Antonieta se suicidó pegándose un balazo debajo de la teta izquierda, buscando el corazón; caminó hasta el interior de Notre Dame en París, se sentó con toda elegancia en una banca, colocó la pistola en su pecho y tiró del gatillo. Antes de hacerlo, escribió una carta a su amigo Arturo Pani para encargar a su pequeño hijo Donald y deslindar a cualquiera de la responsabilidad de su muerte. Había estado internada más de una vez en el hospital St. Luke en Nueva York como paciente mental; tenía crisis nerviosas, depresiones que sólo aliviaba escribiendo, súbitos cambios de humor —y de nombre, agotamientos inauditos y una soledad inmensa porque a pesar de que vivió rodeada del amor y la admiración de muchos; parecería que Antonieta habitó desde siempre un lugar en el que nadie podía acompañarla.
Pero hacia el final de su vida también estaba sin dinero, agobiada por proteger a su hijo y dando una batalla legal descomunal para conseguir la patria potestad del niño.
Parece una perogrullada pero los dos elementos siguen siendo piedras angulares de la libertad humana: dinero y habitación propia.
Transcribo aquí la bellísima y dolorosa carta de Virginia Woolf.
Querido:
Estoy segura de que me vuelvo loca de nuevo. Creo que no puedo pasar por otra de esas espantosas temporadas. Esta vez no voy a recuperarme. Empiezo a oír voces y no puedo concentrarme. Así que estoy haciendo lo que me parece mejor. Me has dado la mayor felicidad posible. Has sido en todos los aspectos todo lo que se puede ser. No creo que dos personas puedan haber sido más felices hasta que esta terrible enfermedad apareció. No puedo luchar más. Sé que estoy destrozando tu vida, que sin mí podrías trabajar. Y sé que lo harás. Verás que ni siquiera puedo escribir esto adecuadamente. No puedo leer. Lo que quiero decir es que te debo toda la felicidad de mi vida. Has sido totalmente paciente conmigo e increíblemente bueno. Quiero decirte que… Todo el mundo lo sabe. Si alguien pudiera haberme salvado, habrías sido tú. No me queda nada excepto la certeza de tu bondad. No puedo seguir destrozando tu vida por más tiempo.

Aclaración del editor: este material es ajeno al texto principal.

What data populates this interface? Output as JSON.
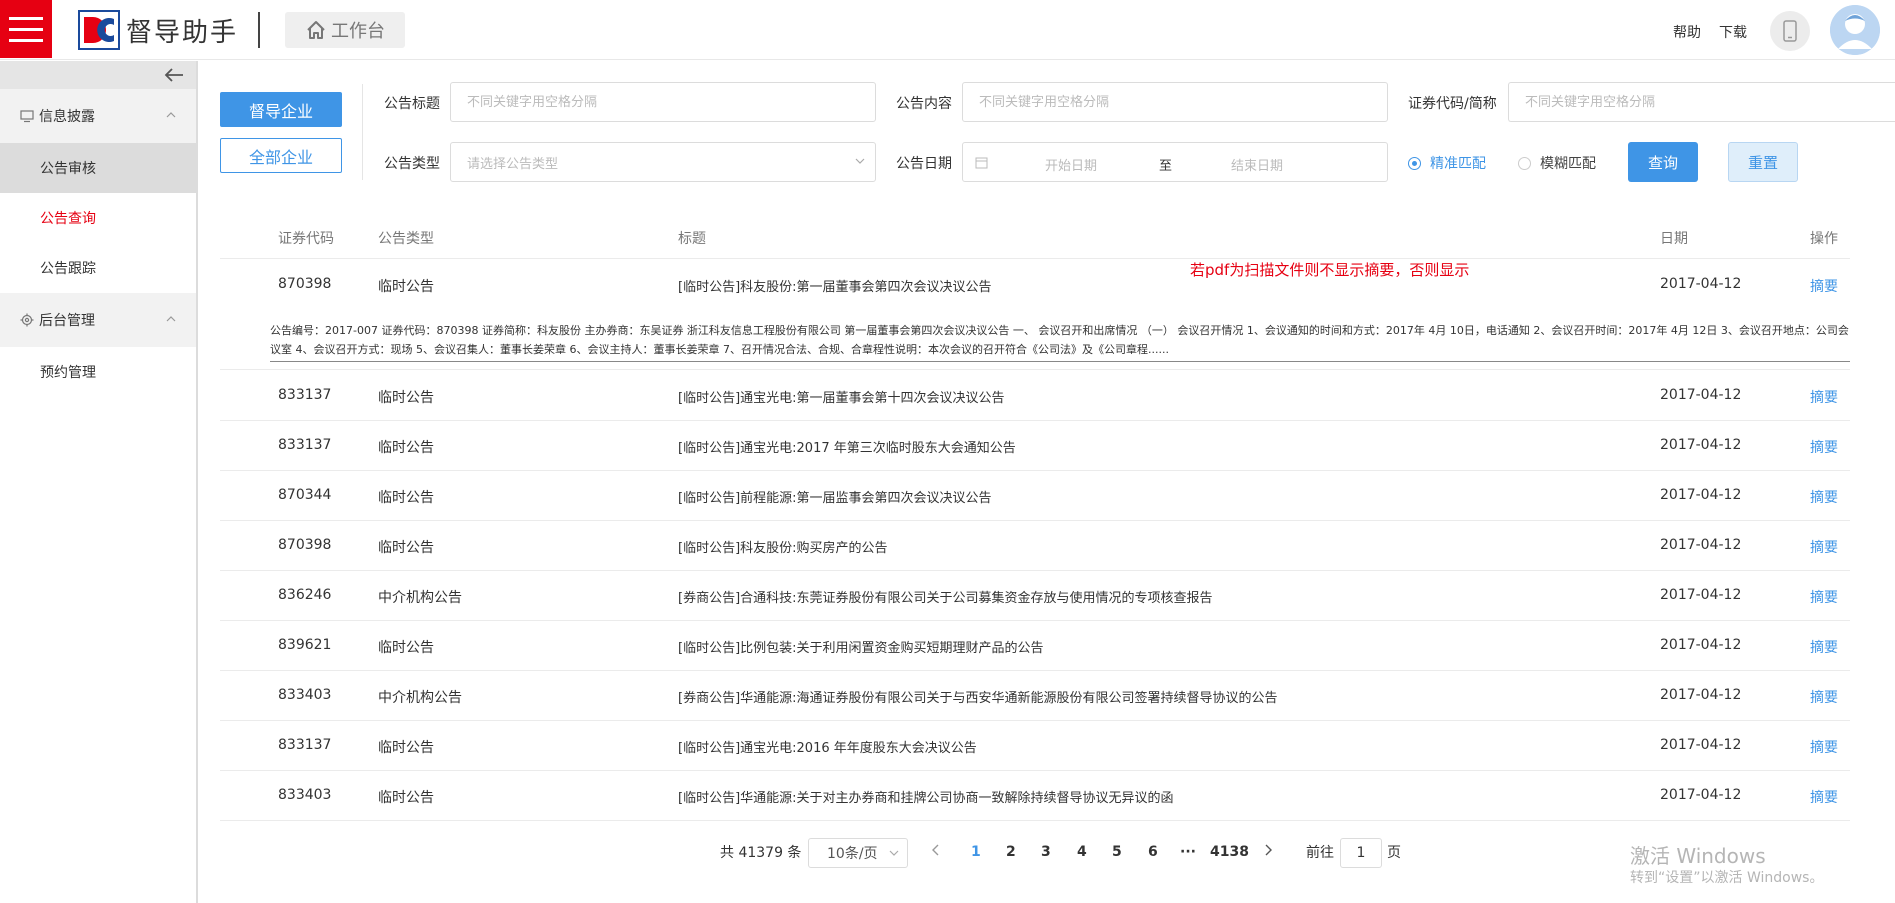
{
  "header": {
    "app_name": "督导助手",
    "workbench_label": "工作台",
    "help_label": "帮助",
    "download_label": "下载"
  },
  "sidebar": {
    "groups": [
      {
        "label": "信息披露",
        "icon": "monitor-icon",
        "items": [
          "公告审核",
          "公告查询",
          "公告跟踪"
        ]
      },
      {
        "label": "后台管理",
        "icon": "gear-icon",
        "items": [
          "预约管理"
        ]
      }
    ]
  },
  "filters": {
    "supervised_label": "督导企业",
    "all_label": "全部企业",
    "title_label": "公告标题",
    "title_placeholder": "不同关键字用空格分隔",
    "content_label": "公告内容",
    "content_placeholder": "不同关键字用空格分隔",
    "code_label": "证券代码/简称",
    "code_placeholder": "不同关键字用空格分隔",
    "type_label": "公告类型",
    "type_placeholder": "请选择公告类型",
    "date_label": "公告日期",
    "start_placeholder": "开始日期",
    "range_sep": "至",
    "end_placeholder": "结束日期",
    "exact_label": "精准匹配",
    "fuzzy_label": "模糊匹配",
    "query_label": "查询",
    "reset_label": "重置"
  },
  "table": {
    "headers": [
      "证券代码",
      "公告类型",
      "标题",
      "日期",
      "操作"
    ],
    "note": "若pdf为扫描文件则不显示摘要，否则显示",
    "abstract": "公告编号：2017-007 证券代码：870398 证券简称：科友股份 主办券商：东吴证券 浙江科友信息工程股份有限公司 第一届董事会第四次会议决议公告 一、 会议召开和出席情况 （一） 会议召开情况 1、会议通知的时间和方式：2017年 4月 10日，电话通知 2、会议召开时间：2017年 4月 12日 3、会议召开地点：公司会议室 4、会议召开方式：现场 5、会议召集人：董事长姜荣章 6、会议主持人：董事长姜荣章 7、召开情况合法、合规、合章程性说明：本次会议的召开符合《公司法》及《公司章程......",
    "rows": [
      {
        "code": "870398",
        "type": "临时公告",
        "title": "[临时公告]科友股份:第一届董事会第四次会议决议公告",
        "date": "2017-04-12",
        "action": "摘要"
      },
      {
        "code": "833137",
        "type": "临时公告",
        "title": "[临时公告]通宝光电:第一届董事会第十四次会议决议公告",
        "date": "2017-04-12",
        "action": "摘要"
      },
      {
        "code": "833137",
        "type": "临时公告",
        "title": "[临时公告]通宝光电:2017 年第三次临时股东大会通知公告",
        "date": "2017-04-12",
        "action": "摘要"
      },
      {
        "code": "870344",
        "type": "临时公告",
        "title": "[临时公告]前程能源:第一届监事会第四次会议决议公告",
        "date": "2017-04-12",
        "action": "摘要"
      },
      {
        "code": "870398",
        "type": "临时公告",
        "title": "[临时公告]科友股份:购买房产的公告",
        "date": "2017-04-12",
        "action": "摘要"
      },
      {
        "code": "836246",
        "type": "中介机构公告",
        "title": "[券商公告]合通科技:东莞证券股份有限公司关于公司募集资金存放与使用情况的专项核查报告",
        "date": "2017-04-12",
        "action": "摘要"
      },
      {
        "code": "839621",
        "type": "临时公告",
        "title": "[临时公告]比例包装:关于利用闲置资金购买短期理财产品的公告",
        "date": "2017-04-12",
        "action": "摘要"
      },
      {
        "code": "833403",
        "type": "中介机构公告",
        "title": "[券商公告]华通能源:海通证券股份有限公司关于与西安华通新能源股份有限公司签署持续督导协议的公告",
        "date": "2017-04-12",
        "action": "摘要"
      },
      {
        "code": "833137",
        "type": "临时公告",
        "title": "[临时公告]通宝光电:2016 年年度股东大会决议公告",
        "date": "2017-04-12",
        "action": "摘要"
      },
      {
        "code": "833403",
        "type": "临时公告",
        "title": "[临时公告]华通能源:关于对主办券商和挂牌公司协商一致解除持续督导协议无异议的函",
        "date": "2017-04-12",
        "action": "摘要"
      }
    ]
  },
  "pagination": {
    "total": "共 41379 条",
    "page_size": "10条/页",
    "pages": [
      "1",
      "2",
      "3",
      "4",
      "5",
      "6",
      "···",
      "4138"
    ],
    "current": "1",
    "goto_label": "前往",
    "goto_value": "1",
    "page_unit": "页"
  },
  "watermark": {
    "line1": "激活 Windows",
    "line2": "转到“设置”以激活 Windows。"
  },
  "colors": {
    "brand_red": "#e60012",
    "accent_blue": "#3f95e6"
  }
}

No creo que dos personas pudieran haber sido más felices de lo que lo hemos sido nosotros.
V.
No transcribo la carta de Antonieta porque pronto contaré mucho más de ella y por otros medios, pero en la nota póstuma pide a su amigo Arturo Pani que ponga un telegrama por ella y le aclara que no lo hizo ella misma porque no tenía dinero.
Antonieta Rivas Mercado que patrocinó a tantos escritores y artistas de su tiempo, ella que empeñó propiedades para financiar la Orquesta Sinfónica de México no tenía dinero para mandar un telegrama el último de sus días. Lo pienso y un llanto ácido me sube a la garganta. Carajo.
Las mujeres que escribimos en pleno “bienestar” dosmilero con grandes sacrificios logramos rentar habitaciones, la mayoría de las veces cobramos cantidades ínfimas que rayan en lo ridículo por nuestros textos con meses o años —sí, años— de desfase; no conozco a ninguna que no esté obligada a tomar otros cuatro o cinco (no exagero) empleos alternos para poder ejercer su pasión literaria. Yo misma he trabajado de oficinista, vendedora, maestra, consultora empresarial y staff de programas de televisión para dedicarme a este oficio y sobrevivir con cierta dignidad.
Pero al menos puedo plantarme ante el mundo sin que se espere de mí que sea un ángel del hogar, sé que puedo ser un demonio con tetas si me da la gana.
Y por ello no me queda más que decir gracias, Virginia; gracias, Antonieta. Gracias, mamá.